The bulls, seeing a glass half full, focus on impressive growth in other sectors: high business profits; growing nonresidential construction; expanding business fixed investments; and soaring exports benefiting from the lower dollar. Inventories are low, and balance sheets are strong. The companies in the S&P 500 alone have $2.8 trillion in cash balances, and returns on equity are still running in the high teens. The corporate world is not coming to an end.

Neither is the consumer, but he's got a lot less in his pocket. The National Retail Federation is predicting the lowest growth in five years in retail store spending in November and December. Still, that's a rise of 4 percent. The bullish point is that in the past five years, household net worth rose $18.5 trillion. Some 80 percent of that came directly from stocks, bonds, mutual funds, pension funds, and insurance policies. The stock market is reaching new highs, so we can expect more spending by the top 20 percent of American earners who own most of the stock. They have a disproportionate influence on the direction of the economy: They spend more in a given year than the bottom three quintiles combined.

So the bears and the bulls are in rough balance. Most accept that the likeliest best outcome is that we will have a couple of quarters of subdued growth and then see a gradual strengthening next year, especially if the housing correction has worked through and doesn't unduly depress consumer spending.

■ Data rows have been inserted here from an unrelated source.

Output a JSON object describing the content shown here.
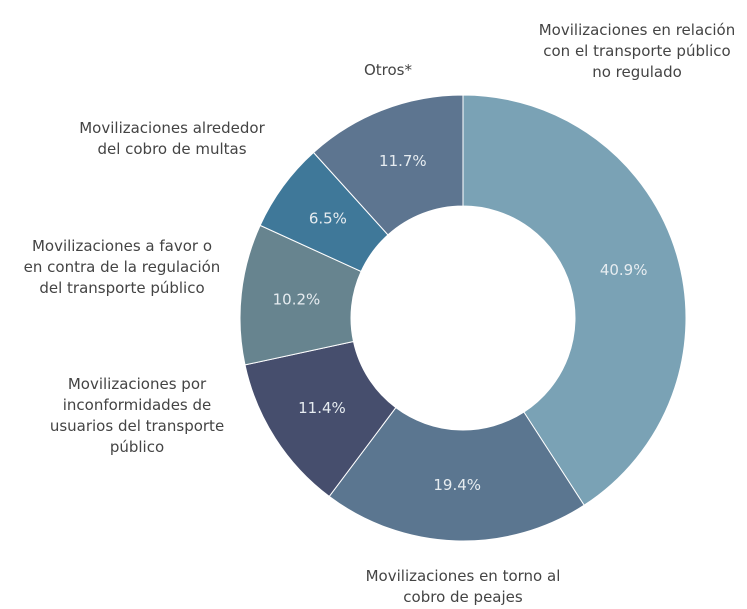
{
  "chart_data": {
    "type": "donut",
    "categories": [
      "Movilizaciones en relación\ncon el transporte público\nno regulado",
      "Movilizaciones en torno al\ncobro de peajes",
      "Movilizaciones por\ninconformidades de\nusuarios del transporte\npúblico",
      "Movilizaciones a favor o\nen contra de la regulación\ndel transporte público",
      "Movilizaciones alrededor\ndel cobro de multas",
      "Otros*"
    ],
    "values": [
      40.9,
      19.4,
      11.4,
      10.2,
      6.5,
      11.7
    ],
    "value_labels": [
      "40.9%",
      "19.4%",
      "11.4%",
      "10.2%",
      "6.5%",
      "11.7%"
    ],
    "colors": [
      "#7aa2b5",
      "#5b7690",
      "#464e6d",
      "#67848f",
      "#3f7899",
      "#5d7590"
    ]
  }
}
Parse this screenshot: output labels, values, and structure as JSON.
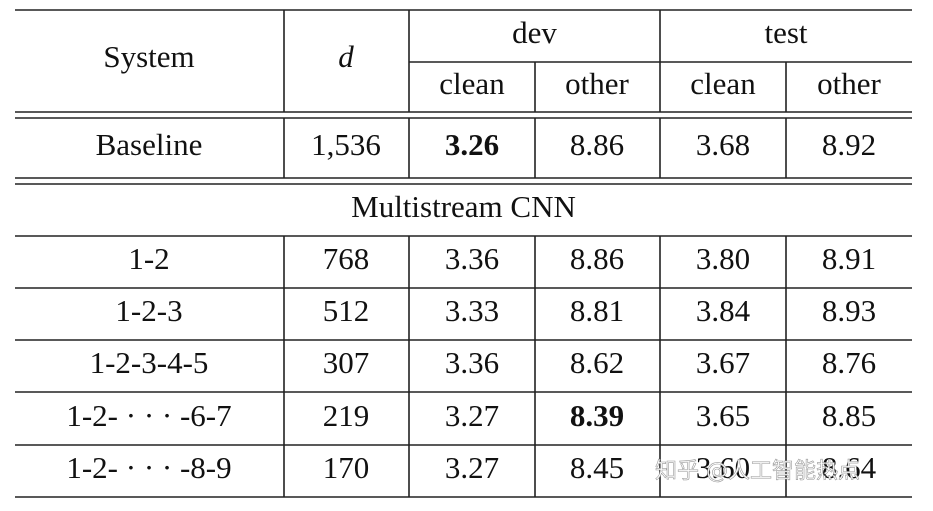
{
  "table": {
    "header": {
      "system": "System",
      "d": "d",
      "groups": [
        "dev",
        "test"
      ],
      "sub": [
        "clean",
        "other",
        "clean",
        "other"
      ]
    },
    "baseline": [
      "Baseline",
      "1,536",
      "3.26",
      "8.86",
      "3.68",
      "8.92"
    ],
    "section": "Multistream CNN",
    "rows": [
      [
        "1-2",
        "768",
        "3.36",
        "8.86",
        "3.80",
        "8.91"
      ],
      [
        "1-2-3",
        "512",
        "3.33",
        "8.81",
        "3.84",
        "8.93"
      ],
      [
        "1-2-3-4-5",
        "307",
        "3.36",
        "8.62",
        "3.67",
        "8.76"
      ],
      [
        "1-2- · · · -6-7",
        "219",
        "3.27",
        "8.39",
        "3.65",
        "8.85"
      ],
      [
        "1-2- · · · -8-9",
        "170",
        "3.27",
        "8.45",
        "3.60",
        "8.64"
      ]
    ]
  },
  "watermark": "知乎 @人工智能热点"
}
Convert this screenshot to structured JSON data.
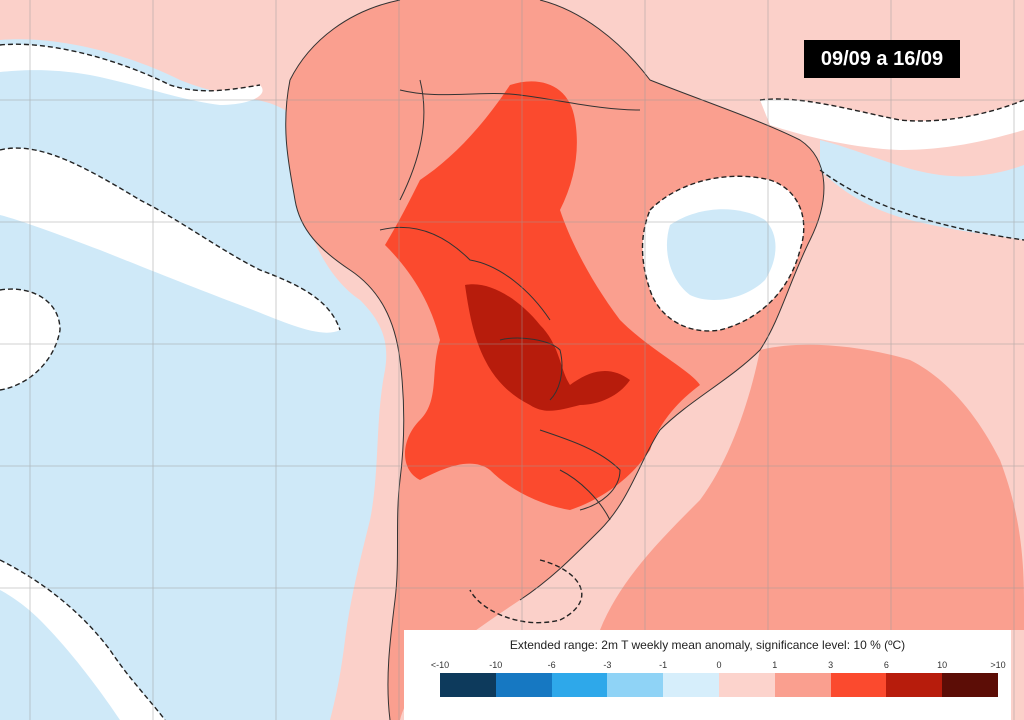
{
  "badge": {
    "date_range": "09/09 a 16/09"
  },
  "legend": {
    "title": "Extended range: 2m T weekly mean anomaly, significance level: 10 % (ºC)",
    "ticks": [
      "<-10",
      "-10",
      "-6",
      "-3",
      "-1",
      "0",
      "1",
      "3",
      "6",
      "10",
      ">10"
    ],
    "colors": [
      "#0d3a5c",
      "#1678c2",
      "#2ea8ea",
      "#8fd3f6",
      "#d6eefb",
      "#fcd3cc",
      "#fa9f8f",
      "#fb4a2e",
      "#b71c0c",
      "#5c0d06"
    ]
  },
  "map": {
    "ocean_cold_color": "#cfe9f8",
    "warm_color": "#fbd0c9",
    "moderate_warm_color": "#fa9f8f",
    "strong_warm_color": "#fb4a2e",
    "very_strong_warm_color": "#b71c0c",
    "neutral_color": "#ffffff"
  }
}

The big unknown—the fulcrum, maybe—is that there is perhaps $500 trillion in outstanding derivatives contracts, some of them in instruments so complex that investor after investor has admitted to not being able to know the value of those newfangled assets. In other words, it will be several more months before the bear-bull tug of war can be resolved.

The Fed was right to be pre-emptive in showing that it will take powerful steps to maintain our economic momentum. The fear that replaced greed in the financial markets has in turn been replaced by caution. But anxiety about recession still lurks. The Fed must be on its toes, ready to move decisively again should the trend lines turn down and signal a broader weakening in output and employment.